Seconda accusa: quella di voler alzare l’età pensionabile a 68 anni. Ma «non è così, esiste un patto di maggioranza sulla riforma previdenziale e io lo rispetto. Una riforma, tra l’altro, che per la prima volta ha riportato, dopo decenni, l’Inps in attivo. Non ho mai proposto i 68 anni, anche se non è un sacrilegio parlarne. In Italia si lavora meno che negli altri Paesi, pur se per la prima volta nella storia della Repubblica lavorano 22,5 milioni di persone».
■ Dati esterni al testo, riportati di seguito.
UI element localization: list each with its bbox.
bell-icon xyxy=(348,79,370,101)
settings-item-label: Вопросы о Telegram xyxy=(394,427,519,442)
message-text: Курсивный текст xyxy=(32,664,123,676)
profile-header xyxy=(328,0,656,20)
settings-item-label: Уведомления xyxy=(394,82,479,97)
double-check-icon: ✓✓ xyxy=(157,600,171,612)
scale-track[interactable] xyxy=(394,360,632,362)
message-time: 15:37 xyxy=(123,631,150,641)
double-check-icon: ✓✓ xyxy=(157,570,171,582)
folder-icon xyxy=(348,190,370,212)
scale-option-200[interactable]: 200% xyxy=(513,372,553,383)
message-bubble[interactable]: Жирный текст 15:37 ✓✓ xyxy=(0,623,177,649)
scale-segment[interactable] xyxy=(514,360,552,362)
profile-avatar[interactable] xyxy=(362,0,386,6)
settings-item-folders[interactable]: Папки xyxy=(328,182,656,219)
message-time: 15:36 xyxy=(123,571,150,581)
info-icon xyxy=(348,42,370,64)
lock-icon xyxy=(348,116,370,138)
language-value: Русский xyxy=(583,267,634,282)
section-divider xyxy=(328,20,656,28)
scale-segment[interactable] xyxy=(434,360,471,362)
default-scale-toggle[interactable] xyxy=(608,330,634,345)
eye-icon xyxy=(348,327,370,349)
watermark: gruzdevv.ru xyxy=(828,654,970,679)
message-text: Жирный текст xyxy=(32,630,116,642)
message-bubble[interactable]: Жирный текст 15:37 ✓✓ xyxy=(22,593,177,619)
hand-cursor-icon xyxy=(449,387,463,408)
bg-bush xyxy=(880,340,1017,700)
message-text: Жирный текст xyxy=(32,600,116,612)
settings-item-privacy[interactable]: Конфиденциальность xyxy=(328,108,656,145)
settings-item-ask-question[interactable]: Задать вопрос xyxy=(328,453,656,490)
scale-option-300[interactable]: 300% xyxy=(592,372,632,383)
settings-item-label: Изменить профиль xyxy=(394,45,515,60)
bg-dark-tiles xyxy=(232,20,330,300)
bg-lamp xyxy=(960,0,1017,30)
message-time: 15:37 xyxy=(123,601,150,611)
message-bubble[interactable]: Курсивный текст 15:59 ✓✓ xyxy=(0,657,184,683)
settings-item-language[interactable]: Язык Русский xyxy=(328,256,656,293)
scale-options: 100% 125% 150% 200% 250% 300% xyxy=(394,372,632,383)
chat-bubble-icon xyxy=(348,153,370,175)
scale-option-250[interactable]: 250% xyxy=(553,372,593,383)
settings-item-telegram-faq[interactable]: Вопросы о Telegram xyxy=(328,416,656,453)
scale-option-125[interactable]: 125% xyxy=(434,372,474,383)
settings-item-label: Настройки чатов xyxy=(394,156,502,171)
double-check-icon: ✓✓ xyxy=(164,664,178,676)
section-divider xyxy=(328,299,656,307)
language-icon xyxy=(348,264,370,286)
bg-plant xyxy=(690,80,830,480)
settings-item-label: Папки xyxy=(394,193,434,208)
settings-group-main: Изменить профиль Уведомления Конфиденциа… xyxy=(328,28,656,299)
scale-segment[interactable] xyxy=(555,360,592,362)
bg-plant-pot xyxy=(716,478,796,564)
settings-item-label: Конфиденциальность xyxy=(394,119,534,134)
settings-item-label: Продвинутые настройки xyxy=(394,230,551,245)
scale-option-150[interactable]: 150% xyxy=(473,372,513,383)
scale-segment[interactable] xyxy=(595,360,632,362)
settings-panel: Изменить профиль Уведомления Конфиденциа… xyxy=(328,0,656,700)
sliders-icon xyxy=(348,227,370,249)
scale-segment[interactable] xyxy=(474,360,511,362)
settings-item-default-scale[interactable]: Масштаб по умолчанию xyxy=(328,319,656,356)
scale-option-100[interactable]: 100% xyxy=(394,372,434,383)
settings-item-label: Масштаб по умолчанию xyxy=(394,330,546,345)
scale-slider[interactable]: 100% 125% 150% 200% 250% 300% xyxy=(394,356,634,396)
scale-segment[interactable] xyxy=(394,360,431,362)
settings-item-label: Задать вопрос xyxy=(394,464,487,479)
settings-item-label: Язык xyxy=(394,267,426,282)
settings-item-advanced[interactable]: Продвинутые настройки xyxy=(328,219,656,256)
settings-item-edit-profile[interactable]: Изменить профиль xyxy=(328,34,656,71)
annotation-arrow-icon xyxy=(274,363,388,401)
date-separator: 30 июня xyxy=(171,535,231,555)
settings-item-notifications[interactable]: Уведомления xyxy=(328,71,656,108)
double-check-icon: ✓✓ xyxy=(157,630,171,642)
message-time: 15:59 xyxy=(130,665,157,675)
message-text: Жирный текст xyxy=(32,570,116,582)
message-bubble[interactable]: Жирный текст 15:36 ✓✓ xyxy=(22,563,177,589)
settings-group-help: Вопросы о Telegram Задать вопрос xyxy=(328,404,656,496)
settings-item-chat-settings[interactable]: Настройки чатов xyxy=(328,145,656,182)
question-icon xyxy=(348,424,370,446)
Terza precisazione-considerazione sul benessere/malessere economico, che è stata soprattutto un affondo elettorale. «La sinistra - è partito lancia in resta il premier - non fa altro che parlare di 35 ore, estensione dell’articolo 18 alle aziende con meno di 15 dipendenti, di nuove tasse di successione, sul patrimonio, imprese, Bot, Cct e dividendi. Tutte cose ingiuste e sbagliate che provocherebbero la fuga dei capitali all’estero e avrebbero riflessi sui consumi. Ad oggi il patrimonio delle famiglie è 10 volte superiore al Pil, siamo primi in Europa per acquisto di cellulari, tv, lavatrici e lavastoviglie, tutti sintomi di un benessere diffuso e non elementi minori. Con tutto ciò noi vogliamo continuare a fare dell’economia sociale che non lascia emarginati nella malattia, nella vecchiaia, nella non integrazione. L’obbiettivo del governo è coinvolgere nel benessere chi ne è escluso, altro che disinteressarcene». Morale: «Proprio perché siamo un Paese con un benessere largamente diffuso e ci preoccupiamo dei più poveri esiste ancora la possibilità di prevalere» su Prodi.
Quanto poi alle imprese, «penalizzate nelle esportazioni dall’euro e da concorrenti stranieri, come Cina e India, con minori costi di produzione e che non rispettano le regole» la risposta per agevolarle il premier la chiede alla Ue e alla Banca europea, «che non deve preoccuparsi solo dell’inflazione, pericolo ormai superato, ma sostenere le nostre produzioni. Occorre meno burocrazia affinché l’Unione europea dia qualcosa in più anziché toglierla». Infine, è laconico sulla Finanziaria: «Non cambia nulla», nonostante l’intervento della Consulta. Quanto poi alla devoluzione, una certezza: «Passerà oggi».


L’ultima dichiarazione, dopo un baciamani ricevuto (anziché dato) da una bella standista e prima del pranzo con Roth e Guidi a base di penne con code di gambero e tagliata di vitello, Berlusconi la fa su Luciano Moggi. Arriverà al Milan? «È una notizia senza fondamento». Pure questa.